Certi luoghi portano la propria storia come una seconda pelle. Studio Cottage a Cirencester, ai margini dell'Area di Eccezionale Bellezza Naturale delle Cotswolds, è uno di questi. Negli anni Trenta, l'architetto Arts and Crafts Alfred Hoare Powell progettò gli edifici a telaio ligneo come residenza estiva e studio di ceramica – un rifugio dove, insieme alla moglie Louise, creava ceramiche per la manifattura Wedgwood. Quasi un secolo dopo, questo insieme racconta una storia nuova: quella di una trasformazione attenta, in cui il vetro diventa l'elemento di connessione tra passato e presente.

Il compito era tanto impegnativo quanto complesso. Due costruzioni in legno, in gran parte fatiscenti e sottoposte a vincolo storico – un cottage e uno studio dal tetto in paglia – dovevano essere riuniti in un'unica abitazione familiare senza comprometterne il carattere storico. L'architetto Rebecca Milton, allora proprietaria, sviluppò la visione progettuale originaria e ottenne le autorizzazioni necessarie per l'intervento sul patrimonio vincolato. Una fotografia d'epoca, che mostrava come i due edifici fossero un tempo collegati fisicamente, si rivelò la chiave decisiva. Ashton Architecture subentrò nel 2020, portando il progetto a compimento in collaborazione con il nuovo proprietario – un'opera recentemente insignita del RIBA Regional Design Award.

Il cuore della trasformazione è un corpo di collegamento vetrato con serramenti scorrevoli senza telaio di Sky-Frame – una struttura contemporanea, dalla geometria angolata, appositamente studiata, che asseconda i due edifici a telaio ligneo invece di sovrastarli. Luce e calore fluiscono nello studio dal tetto in paglia, un tempo inabitabile; la superficie utile raggiunge 235 metri quadrati. Un intervento ritenuto pressoché impossibile per un edificio di tale rilevanza storica.

La meticolosa messa in luce di strati nascosti rivelò sorprese che solo pazienza e dedizione sanno portare alla luce. Dietro vecchi rivestimenti emersero porte e finestre originali. Una grande finestra celata sul lato nord fu ripristinata, restituendo al soggiorno a doppia altezza del cottage la sua originaria generosità. I rivestimenti in legno anneriti dal creosoto furono levigati; la muratura dipinta riportata a vista – un ritorno delicato a finiture più naturali e luminose, che donano agli spazi una nuova leggerezza.

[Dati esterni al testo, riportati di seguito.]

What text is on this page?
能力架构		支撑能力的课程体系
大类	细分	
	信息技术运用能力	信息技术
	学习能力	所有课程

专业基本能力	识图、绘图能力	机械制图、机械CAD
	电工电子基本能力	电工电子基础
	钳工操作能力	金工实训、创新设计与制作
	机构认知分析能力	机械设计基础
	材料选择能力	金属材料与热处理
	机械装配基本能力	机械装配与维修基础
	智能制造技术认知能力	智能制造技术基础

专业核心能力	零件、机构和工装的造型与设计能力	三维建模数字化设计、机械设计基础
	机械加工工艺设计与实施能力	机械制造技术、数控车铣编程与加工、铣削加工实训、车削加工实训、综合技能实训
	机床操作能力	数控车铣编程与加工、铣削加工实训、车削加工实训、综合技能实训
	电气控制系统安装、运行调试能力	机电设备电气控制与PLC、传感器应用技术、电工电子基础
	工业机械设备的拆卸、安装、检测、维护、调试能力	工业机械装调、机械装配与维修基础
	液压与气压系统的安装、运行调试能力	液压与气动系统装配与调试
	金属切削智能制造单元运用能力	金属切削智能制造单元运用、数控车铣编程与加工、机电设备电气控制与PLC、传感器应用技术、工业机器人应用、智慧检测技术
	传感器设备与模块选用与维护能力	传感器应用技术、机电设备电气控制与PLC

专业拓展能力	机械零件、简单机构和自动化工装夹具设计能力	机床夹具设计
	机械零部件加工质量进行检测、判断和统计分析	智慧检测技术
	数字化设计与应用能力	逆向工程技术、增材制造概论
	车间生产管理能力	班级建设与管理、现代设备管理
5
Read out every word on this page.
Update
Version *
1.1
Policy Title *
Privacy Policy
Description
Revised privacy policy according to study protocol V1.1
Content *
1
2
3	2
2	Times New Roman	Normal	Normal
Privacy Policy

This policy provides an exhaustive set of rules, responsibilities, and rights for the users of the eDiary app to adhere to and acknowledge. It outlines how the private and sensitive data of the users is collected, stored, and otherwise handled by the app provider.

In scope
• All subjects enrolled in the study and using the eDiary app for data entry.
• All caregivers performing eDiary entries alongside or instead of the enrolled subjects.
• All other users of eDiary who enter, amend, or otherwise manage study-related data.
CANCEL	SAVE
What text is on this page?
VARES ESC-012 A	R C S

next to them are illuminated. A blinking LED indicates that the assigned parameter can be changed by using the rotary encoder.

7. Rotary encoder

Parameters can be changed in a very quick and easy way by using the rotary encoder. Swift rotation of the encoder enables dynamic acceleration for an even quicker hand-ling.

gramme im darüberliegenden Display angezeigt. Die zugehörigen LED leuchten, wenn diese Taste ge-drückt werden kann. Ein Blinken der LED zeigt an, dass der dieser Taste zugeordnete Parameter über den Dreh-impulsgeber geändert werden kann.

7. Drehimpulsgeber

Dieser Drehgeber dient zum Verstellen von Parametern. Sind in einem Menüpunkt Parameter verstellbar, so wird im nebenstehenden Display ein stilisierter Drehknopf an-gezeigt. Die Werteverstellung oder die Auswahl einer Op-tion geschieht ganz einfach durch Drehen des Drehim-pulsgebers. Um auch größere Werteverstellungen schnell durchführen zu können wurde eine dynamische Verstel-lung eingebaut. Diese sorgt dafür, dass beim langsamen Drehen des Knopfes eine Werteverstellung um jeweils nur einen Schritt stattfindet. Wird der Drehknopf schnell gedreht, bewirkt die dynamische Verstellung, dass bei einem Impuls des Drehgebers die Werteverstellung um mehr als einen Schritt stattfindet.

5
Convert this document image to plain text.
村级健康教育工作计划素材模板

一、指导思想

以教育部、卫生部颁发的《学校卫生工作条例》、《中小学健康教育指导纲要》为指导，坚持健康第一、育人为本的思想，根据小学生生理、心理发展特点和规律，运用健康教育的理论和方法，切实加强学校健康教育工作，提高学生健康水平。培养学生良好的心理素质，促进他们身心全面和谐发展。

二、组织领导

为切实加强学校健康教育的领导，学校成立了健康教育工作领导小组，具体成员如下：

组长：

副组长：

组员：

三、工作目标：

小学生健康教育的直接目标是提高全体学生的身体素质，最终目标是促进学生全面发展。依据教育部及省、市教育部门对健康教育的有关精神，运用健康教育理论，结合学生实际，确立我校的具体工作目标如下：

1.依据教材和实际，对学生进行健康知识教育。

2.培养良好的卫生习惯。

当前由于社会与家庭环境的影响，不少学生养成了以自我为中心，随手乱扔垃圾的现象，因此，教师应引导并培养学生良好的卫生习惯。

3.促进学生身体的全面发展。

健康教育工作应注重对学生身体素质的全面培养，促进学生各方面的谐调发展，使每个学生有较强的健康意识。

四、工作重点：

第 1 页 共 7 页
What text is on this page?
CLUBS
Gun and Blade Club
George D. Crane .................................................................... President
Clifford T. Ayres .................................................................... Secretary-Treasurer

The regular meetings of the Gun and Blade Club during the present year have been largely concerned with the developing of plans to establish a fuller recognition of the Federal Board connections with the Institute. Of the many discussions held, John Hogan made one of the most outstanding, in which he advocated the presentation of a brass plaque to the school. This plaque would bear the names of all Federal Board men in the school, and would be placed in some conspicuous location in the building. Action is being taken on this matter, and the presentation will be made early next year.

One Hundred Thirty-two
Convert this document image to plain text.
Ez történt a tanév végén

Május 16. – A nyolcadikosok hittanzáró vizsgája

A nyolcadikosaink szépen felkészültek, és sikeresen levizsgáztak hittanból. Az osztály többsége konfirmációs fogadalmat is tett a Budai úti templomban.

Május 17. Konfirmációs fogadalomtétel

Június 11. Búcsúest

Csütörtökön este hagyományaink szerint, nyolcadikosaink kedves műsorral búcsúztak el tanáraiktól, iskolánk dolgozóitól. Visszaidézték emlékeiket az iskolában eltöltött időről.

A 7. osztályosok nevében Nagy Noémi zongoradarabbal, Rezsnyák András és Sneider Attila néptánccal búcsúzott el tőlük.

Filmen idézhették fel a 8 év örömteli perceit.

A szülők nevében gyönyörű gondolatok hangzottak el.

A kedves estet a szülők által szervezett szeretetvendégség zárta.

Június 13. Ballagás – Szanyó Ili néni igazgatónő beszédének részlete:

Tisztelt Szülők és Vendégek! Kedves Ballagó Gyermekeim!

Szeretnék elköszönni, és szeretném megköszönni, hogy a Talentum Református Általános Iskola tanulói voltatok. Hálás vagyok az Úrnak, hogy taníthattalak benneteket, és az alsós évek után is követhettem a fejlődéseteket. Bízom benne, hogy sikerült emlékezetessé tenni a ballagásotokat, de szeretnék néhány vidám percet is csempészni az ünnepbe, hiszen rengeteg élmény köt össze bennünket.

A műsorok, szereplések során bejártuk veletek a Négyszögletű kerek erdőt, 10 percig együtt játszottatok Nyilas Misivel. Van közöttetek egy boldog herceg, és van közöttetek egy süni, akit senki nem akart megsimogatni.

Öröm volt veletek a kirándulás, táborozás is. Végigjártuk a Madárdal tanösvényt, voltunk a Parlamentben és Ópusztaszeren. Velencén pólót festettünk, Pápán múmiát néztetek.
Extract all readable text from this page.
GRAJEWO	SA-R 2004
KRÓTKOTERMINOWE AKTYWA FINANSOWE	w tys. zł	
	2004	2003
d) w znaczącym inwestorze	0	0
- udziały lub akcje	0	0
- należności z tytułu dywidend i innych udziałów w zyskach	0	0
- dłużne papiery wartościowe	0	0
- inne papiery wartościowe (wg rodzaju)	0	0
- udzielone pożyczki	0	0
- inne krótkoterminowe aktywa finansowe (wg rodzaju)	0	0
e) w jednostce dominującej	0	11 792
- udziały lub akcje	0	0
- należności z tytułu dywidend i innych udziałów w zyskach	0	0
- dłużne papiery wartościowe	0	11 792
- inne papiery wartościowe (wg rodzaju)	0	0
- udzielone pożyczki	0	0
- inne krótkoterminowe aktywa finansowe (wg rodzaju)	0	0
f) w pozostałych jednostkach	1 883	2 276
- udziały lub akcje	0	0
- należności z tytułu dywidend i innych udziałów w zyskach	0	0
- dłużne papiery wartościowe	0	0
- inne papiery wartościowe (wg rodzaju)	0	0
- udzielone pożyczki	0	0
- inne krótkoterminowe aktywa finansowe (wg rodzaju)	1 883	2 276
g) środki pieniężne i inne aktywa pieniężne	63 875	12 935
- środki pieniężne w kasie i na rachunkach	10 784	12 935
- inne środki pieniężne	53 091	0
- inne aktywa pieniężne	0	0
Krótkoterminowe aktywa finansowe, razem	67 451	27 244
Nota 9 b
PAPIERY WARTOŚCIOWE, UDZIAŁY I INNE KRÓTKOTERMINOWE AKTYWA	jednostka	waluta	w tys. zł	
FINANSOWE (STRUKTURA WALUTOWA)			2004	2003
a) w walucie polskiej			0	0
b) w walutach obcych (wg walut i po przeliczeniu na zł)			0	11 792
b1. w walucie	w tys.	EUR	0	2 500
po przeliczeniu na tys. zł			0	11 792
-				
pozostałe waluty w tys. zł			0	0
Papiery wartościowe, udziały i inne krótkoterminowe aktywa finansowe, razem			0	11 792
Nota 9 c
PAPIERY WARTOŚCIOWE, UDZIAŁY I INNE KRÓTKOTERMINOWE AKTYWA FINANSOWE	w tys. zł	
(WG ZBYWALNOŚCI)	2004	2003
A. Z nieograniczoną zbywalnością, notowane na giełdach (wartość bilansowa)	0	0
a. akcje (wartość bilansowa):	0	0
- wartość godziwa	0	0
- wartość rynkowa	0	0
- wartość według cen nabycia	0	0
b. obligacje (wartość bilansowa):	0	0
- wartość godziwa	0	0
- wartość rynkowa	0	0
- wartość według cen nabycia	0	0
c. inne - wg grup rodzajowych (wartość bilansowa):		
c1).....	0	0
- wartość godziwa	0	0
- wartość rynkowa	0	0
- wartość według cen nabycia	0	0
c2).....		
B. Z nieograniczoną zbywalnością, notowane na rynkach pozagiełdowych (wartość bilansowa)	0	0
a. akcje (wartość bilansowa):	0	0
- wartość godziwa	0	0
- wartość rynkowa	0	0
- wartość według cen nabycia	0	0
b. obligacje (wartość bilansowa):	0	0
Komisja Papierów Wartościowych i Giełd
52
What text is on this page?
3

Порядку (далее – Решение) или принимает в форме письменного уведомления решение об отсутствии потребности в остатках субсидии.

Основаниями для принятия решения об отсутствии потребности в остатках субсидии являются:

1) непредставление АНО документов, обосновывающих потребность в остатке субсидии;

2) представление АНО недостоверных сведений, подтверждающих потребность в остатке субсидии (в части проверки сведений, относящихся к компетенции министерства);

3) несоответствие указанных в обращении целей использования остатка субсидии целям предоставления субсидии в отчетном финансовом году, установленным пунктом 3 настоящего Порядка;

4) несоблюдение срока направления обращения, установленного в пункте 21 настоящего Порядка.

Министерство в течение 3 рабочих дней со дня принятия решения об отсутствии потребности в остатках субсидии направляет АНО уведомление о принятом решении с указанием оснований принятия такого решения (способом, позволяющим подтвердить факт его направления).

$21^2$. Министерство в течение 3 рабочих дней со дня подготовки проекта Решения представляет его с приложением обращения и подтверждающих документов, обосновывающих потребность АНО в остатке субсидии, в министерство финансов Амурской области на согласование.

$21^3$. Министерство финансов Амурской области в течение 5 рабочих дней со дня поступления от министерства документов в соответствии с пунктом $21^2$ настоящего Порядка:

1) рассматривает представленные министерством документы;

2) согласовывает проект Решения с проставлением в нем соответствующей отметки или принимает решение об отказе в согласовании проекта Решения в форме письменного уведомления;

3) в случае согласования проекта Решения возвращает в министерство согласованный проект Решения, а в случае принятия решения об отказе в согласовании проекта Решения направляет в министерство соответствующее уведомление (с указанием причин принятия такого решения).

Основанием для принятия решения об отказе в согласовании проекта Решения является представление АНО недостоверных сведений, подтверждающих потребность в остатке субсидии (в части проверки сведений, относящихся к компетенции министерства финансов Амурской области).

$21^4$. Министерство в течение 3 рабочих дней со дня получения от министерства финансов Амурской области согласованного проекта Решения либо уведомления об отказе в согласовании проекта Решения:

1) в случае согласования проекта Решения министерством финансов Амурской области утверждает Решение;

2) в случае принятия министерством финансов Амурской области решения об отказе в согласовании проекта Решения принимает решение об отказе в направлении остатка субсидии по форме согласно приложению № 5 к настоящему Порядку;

Lontano dagli edifici storici, schermato da alberi maturi e siepi, un nuovo annesso completa l'insieme. La sua architettura – una composizione di volumi a falda in pietra delle Cotswolds a giunto aperto e rivestimento in lamiera ondulata zincata – risponde al contesto con discreta sicurezza. Porte e finestre zincate, insieme a porte scorrevoli rivestite in legno i cui meccanismi restano volutamente a vista, coniugano espressione artigianale e chiarezza funzionale. Camera per gli ospiti, ufficio e spazi accessori trovano qui collocazione senza gravare sul patrimonio vincolato.

Ciò che distingue Studio Cottage va oltre i singoli meriti architettonici. È la sinergia: la passione dell'architetto di progetto John Ashton, la competenza degli artigiani locali, la visione di una proprietaria che dormì per anni con un berretto di lana per comprendere l'essenza di questo luogo prima di trasmetterlo. E soprattutto, la convinzione che l'architettura contemporanea del vetro non lavori contro la storia, ma le apra una dimensione nuova. Il corpo di collegamento con serramenti scorrevoli senza telaio di Sky-Frame ne è la dimostrazione: una trasparenza che unisce interno ed esterno, antico e nuovo, memoria e presente in un unico, limpido sguardo.